The ‘Sutras’ comprises of a manual of instructions that was created between the 7th and 2nd century B.C. It encompasses the ‘Vedangas’, ‘Nirkuta’ of Yaksha, ‘Asthadhyayi’ of Panani (a book of grammar), ‘Srauta Sutra’ (details of ceremonies to be practised by priests), ‘Griha Sutra’ (domestic sacrifices and rites) and ‘Dharma Sutra’ (customary law and practices).
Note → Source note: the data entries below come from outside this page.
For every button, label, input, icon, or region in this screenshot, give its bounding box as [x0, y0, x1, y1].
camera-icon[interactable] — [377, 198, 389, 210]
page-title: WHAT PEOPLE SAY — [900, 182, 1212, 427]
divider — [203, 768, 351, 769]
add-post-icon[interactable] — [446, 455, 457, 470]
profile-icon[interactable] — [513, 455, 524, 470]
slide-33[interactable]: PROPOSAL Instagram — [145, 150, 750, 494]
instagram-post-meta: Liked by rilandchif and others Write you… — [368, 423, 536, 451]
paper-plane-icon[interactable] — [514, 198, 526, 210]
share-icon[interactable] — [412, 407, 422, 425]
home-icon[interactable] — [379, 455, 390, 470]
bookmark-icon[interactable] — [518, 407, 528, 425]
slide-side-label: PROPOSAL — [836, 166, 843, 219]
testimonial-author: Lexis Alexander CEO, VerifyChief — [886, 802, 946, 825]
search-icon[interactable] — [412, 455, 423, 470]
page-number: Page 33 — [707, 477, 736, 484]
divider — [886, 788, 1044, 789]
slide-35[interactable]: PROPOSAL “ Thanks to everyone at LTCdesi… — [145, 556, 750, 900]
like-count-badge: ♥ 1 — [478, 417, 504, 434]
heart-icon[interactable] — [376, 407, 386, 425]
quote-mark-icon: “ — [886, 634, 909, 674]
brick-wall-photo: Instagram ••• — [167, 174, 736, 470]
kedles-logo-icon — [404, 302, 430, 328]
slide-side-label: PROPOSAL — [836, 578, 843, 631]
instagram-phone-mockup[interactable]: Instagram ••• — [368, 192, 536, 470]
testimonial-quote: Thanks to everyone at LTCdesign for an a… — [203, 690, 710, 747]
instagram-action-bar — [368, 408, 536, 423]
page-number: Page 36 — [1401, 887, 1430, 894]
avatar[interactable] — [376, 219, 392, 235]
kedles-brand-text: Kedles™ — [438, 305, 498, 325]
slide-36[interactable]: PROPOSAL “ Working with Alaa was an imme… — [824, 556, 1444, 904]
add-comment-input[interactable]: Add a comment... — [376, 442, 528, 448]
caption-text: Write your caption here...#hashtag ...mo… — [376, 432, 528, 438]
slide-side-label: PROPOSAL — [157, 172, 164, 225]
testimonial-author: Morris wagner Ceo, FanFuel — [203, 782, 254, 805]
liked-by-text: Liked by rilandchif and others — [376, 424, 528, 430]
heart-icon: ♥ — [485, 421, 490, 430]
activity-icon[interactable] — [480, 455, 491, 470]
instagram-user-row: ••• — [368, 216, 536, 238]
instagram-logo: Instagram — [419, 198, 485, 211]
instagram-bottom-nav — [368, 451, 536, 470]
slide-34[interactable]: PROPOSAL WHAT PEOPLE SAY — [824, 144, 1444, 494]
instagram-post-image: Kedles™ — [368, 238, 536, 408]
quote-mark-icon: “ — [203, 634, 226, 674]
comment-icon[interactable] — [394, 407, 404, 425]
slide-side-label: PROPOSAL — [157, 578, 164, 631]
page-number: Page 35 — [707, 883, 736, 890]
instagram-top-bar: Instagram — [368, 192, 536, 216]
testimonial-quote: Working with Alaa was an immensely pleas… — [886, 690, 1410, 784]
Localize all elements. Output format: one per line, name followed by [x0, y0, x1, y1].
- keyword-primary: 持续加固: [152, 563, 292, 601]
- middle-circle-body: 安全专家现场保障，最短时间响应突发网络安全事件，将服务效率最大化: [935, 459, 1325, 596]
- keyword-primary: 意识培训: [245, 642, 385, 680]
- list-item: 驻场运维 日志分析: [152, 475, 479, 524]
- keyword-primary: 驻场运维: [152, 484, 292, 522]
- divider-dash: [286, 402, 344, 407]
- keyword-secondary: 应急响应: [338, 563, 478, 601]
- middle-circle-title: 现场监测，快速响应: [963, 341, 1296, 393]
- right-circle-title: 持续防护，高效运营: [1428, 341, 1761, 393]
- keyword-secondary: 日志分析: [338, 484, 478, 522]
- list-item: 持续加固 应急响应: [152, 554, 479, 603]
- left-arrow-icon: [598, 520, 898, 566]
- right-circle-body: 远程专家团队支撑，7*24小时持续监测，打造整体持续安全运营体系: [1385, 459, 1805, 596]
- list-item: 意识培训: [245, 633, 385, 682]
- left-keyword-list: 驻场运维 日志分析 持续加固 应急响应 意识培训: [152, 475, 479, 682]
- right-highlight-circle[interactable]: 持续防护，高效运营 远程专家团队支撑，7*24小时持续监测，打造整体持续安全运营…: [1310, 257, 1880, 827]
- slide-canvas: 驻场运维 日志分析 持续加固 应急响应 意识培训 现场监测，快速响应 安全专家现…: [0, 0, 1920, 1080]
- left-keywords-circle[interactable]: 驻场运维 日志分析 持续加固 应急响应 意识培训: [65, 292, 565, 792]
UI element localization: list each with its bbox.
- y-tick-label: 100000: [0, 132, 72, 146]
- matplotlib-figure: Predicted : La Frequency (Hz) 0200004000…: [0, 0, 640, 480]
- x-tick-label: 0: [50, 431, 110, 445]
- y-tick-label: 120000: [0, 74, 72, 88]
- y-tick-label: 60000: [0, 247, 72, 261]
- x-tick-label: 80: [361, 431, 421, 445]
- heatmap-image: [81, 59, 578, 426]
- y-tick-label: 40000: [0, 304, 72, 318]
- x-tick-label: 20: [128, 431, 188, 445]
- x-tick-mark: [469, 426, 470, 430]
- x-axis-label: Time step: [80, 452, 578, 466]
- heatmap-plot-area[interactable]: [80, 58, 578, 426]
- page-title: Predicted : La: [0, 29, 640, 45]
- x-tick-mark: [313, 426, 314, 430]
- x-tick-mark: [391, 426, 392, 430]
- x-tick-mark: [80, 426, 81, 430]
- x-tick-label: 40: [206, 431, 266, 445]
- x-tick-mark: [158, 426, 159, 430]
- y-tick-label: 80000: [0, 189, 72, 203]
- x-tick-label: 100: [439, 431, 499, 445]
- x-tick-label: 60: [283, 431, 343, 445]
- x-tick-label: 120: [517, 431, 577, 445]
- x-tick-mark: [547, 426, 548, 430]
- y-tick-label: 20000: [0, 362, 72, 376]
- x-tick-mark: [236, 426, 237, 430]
The ‘Itihasas’ comprises of the two epics: the ‘Ramayana’ and ‘Mahabharata’, which are the stories of the two incarnations of Lord Vishnu – Rama and Krishna respectively. ‘Ramayana’ was first written by Valmiki while ‘Mahabharata’ was written by Sage Vyasa. The Bhagwad Gita is the epitome of the Hindu philosophy and is found in the ‘Mahabharata’. Vyasa also wrote the eighteen ‘Puranas’ and eighteen ‘sub-puranas’. There are also ‘Kaavyas’ which are based on stories derived from the ‘Itihasas’ and ‘Puranas’. Among them, ‘Raghuvamsa’, ‘Meghadoota’ and ‘Shakuntala’ are very famous. Kautilya’s ‘Arthashastra’ is another important book of the period, which deals with the statecraft.

There are also ‘Prakarana Granthas’ which are considered to be primers or an introduction for spiritual studies. Among them are ‘Atma Bodha’ and ‘Bhaja Govindam’ (also known as ‘Moha Mudhgara’). Besides the scriptures, there are ‘stotras’ and ‘bhajans’ (devotional songs and hymns). ‘Sahasranamams’ (1008 names of each deity) are among the popular ‘stotras’. The Dharmashastras include Manu Smriti, Yajanavalkya, Narada, Brahaspati and Vishnu Smritis. The Manu Smriti deals with the concept of civil laws and administrative justice. It also discusses the concepts of stages and regulations of life, which is divided into four stages: ‘Brahmacharya’, ‘Grihasharam’, ‘Vanashram’ and ‘Sanyas’.